While critics have said the meeting will put the ball entirely in the Saudis’ court, there are some things the kingdom very much wants from the U.S. – primarily, an ironclad guarantee of security.
“Enhanced air defense,” said Shihabi. “Air defense is absolutely crucial for the importance of the whole peninsula, the whole [Gulf Cooperation Council], and I think that is where Biden can make a big difference. A more formal commitment of resources that would secure the airspace of the GCC would be the big ask.“
Biden angered the Saudis when he withdrew America’s Patriot missile batteries and other advanced military systems from Saudi Arabia last year, even as the kingdom was being hit by missile and rocket attacks from Yemen’s Houthi rebels and other Iran-backed groups.
‘Unlikely to lead to a breakthrough’
Despite having a number of shared interests, Biden may still fail to make a breakthrough in relations, says Verisk Maplecroft’s Soltvedt.
“U.S. calls on Saudi Arabia to increase the rate of oil production have fallen on deaf ears. This is unlikely to change,” he said.
Biden’s advisors have also talked about Saudi Arabia committing to stay fully aligned with the U.S. versus Russia and China. But some warn that the rapprochement effort won’t achieve that.
“There’s little to suggest that Biden’s strategy of showering the Saudi crown prince … with concessions will bring about a sustainable Saudi-Emirati commitment to the U.S. side in the great power competition of this century,” Trita Parsi, co-founder of the Quincy Institute for Responsible Statecraft, wrote in an op-ed for MSNBC.

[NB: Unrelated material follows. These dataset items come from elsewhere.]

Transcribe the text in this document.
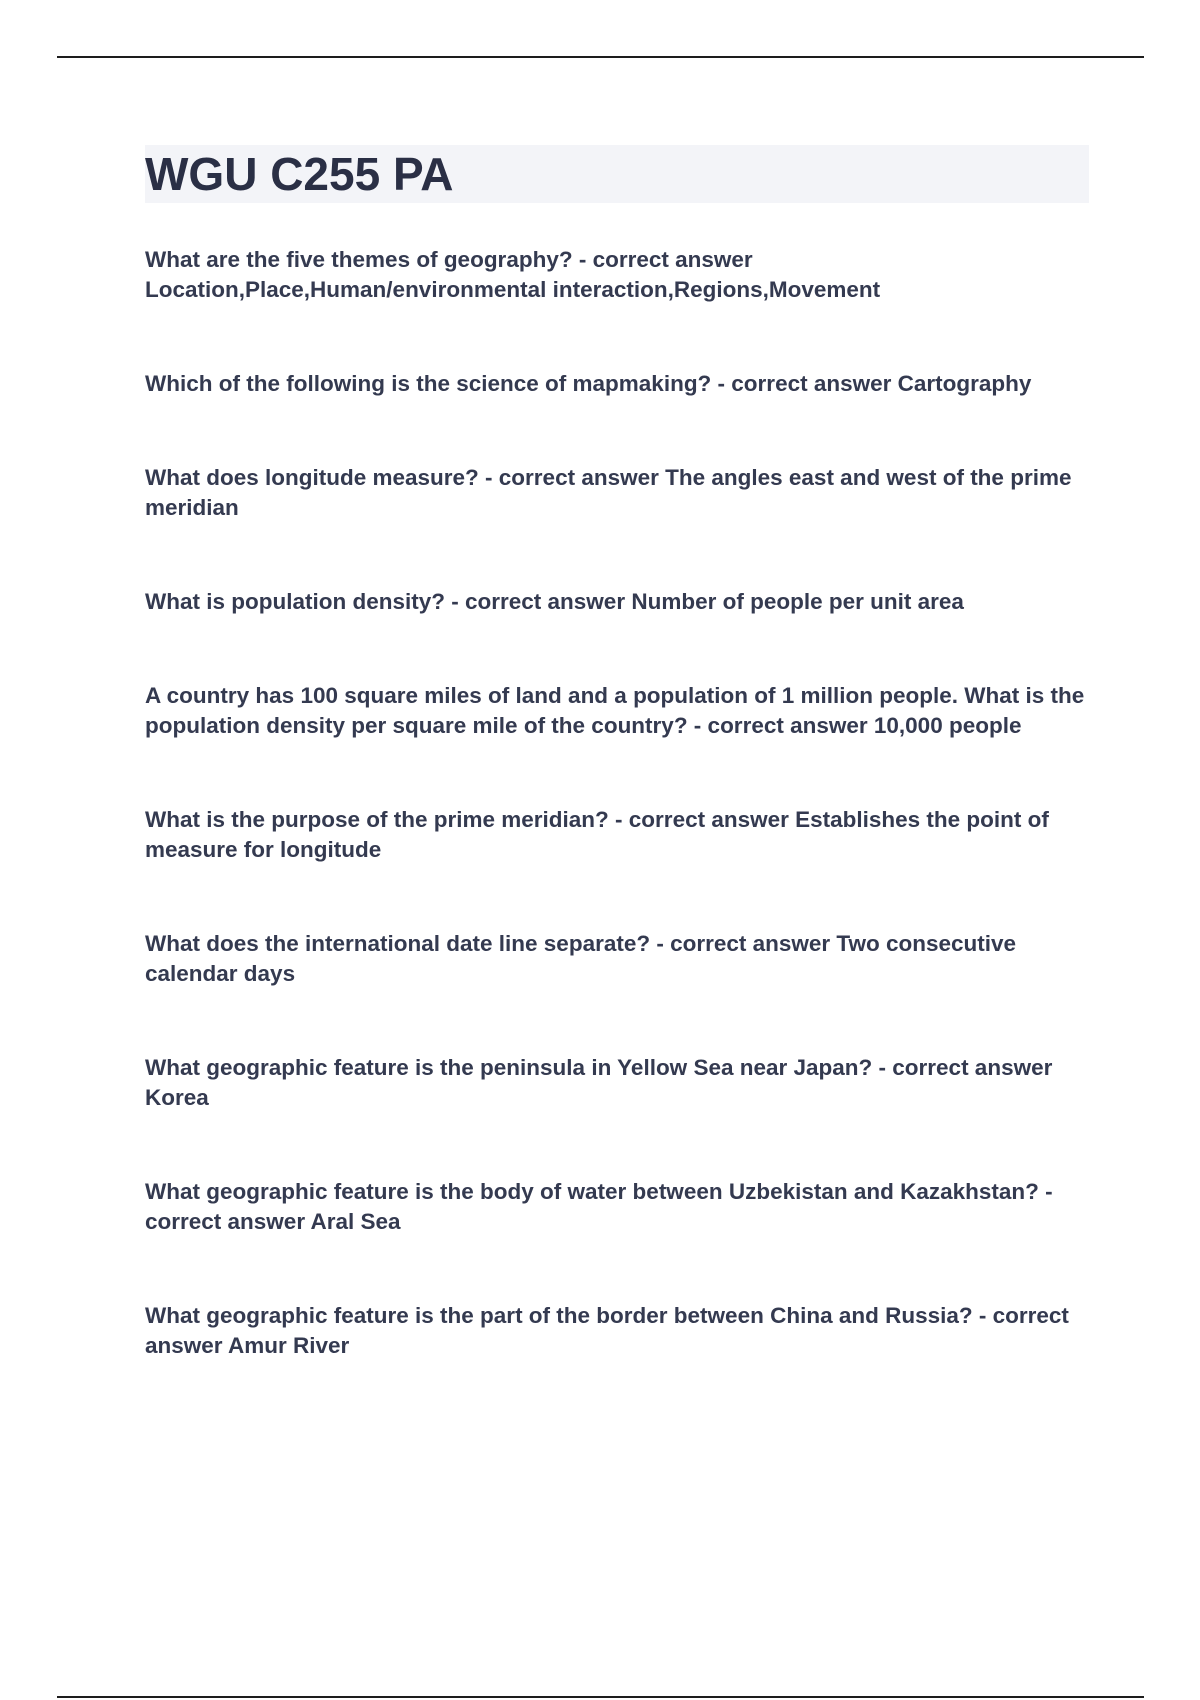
WGU C255 PA
What are the five themes of geography? - correct answer Location,Place,Human/environmental interaction,Regions,Movement
Which of the following is the science of mapmaking? - correct answer Cartography
What does longitude measure? - correct answer The angles east and west of the prime meridian
What is population density? - correct answer Number of people per unit area
A country has 100 square miles of land and a population of 1 million people. What is the population density per square mile of the country? - correct answer 10,000 people
What is the purpose of the prime meridian? - correct answer Establishes the point of measure for longitude
What does the international date line separate? - correct answer Two consecutive calendar days
What geographic feature is the peninsula in Yellow Sea near Japan? - correct answer Korea
What geographic feature is the body of water between Uzbekistan and Kazakhstan? - correct answer Aral Sea
What geographic feature is the part of the border between China and Russia? - correct answer Amur River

He argued that making a military commitment to protecting the Saudis and other Gulf allies is not in U.S. interests.
“Committing American lives to defend these Arab dictatorships is far more scandalous than an embarrassing presidential handshake with the Saudi crown prince,” Parsi said. “Biden will in one swoop break his promises of bringing troops home from the Middle East, making Saudi Arabia pay a price and ending the war in Yemen.”
Still, others contend that a strong relationship with Saudi leadership, specifically with the crown prince, is vital to maintaining U.S. influence in the region — and the world.
“Great power competition with China is not possible by walking away from the Gulf region and hoping for the best,” the Arab Gulf States Institute’s Ibish said. “To the contrary, it means continued engagement.”
“It is a plausible partnership because of broad, shared mutual interests,” he added, “even though the values are not shared or mutual in many cases.”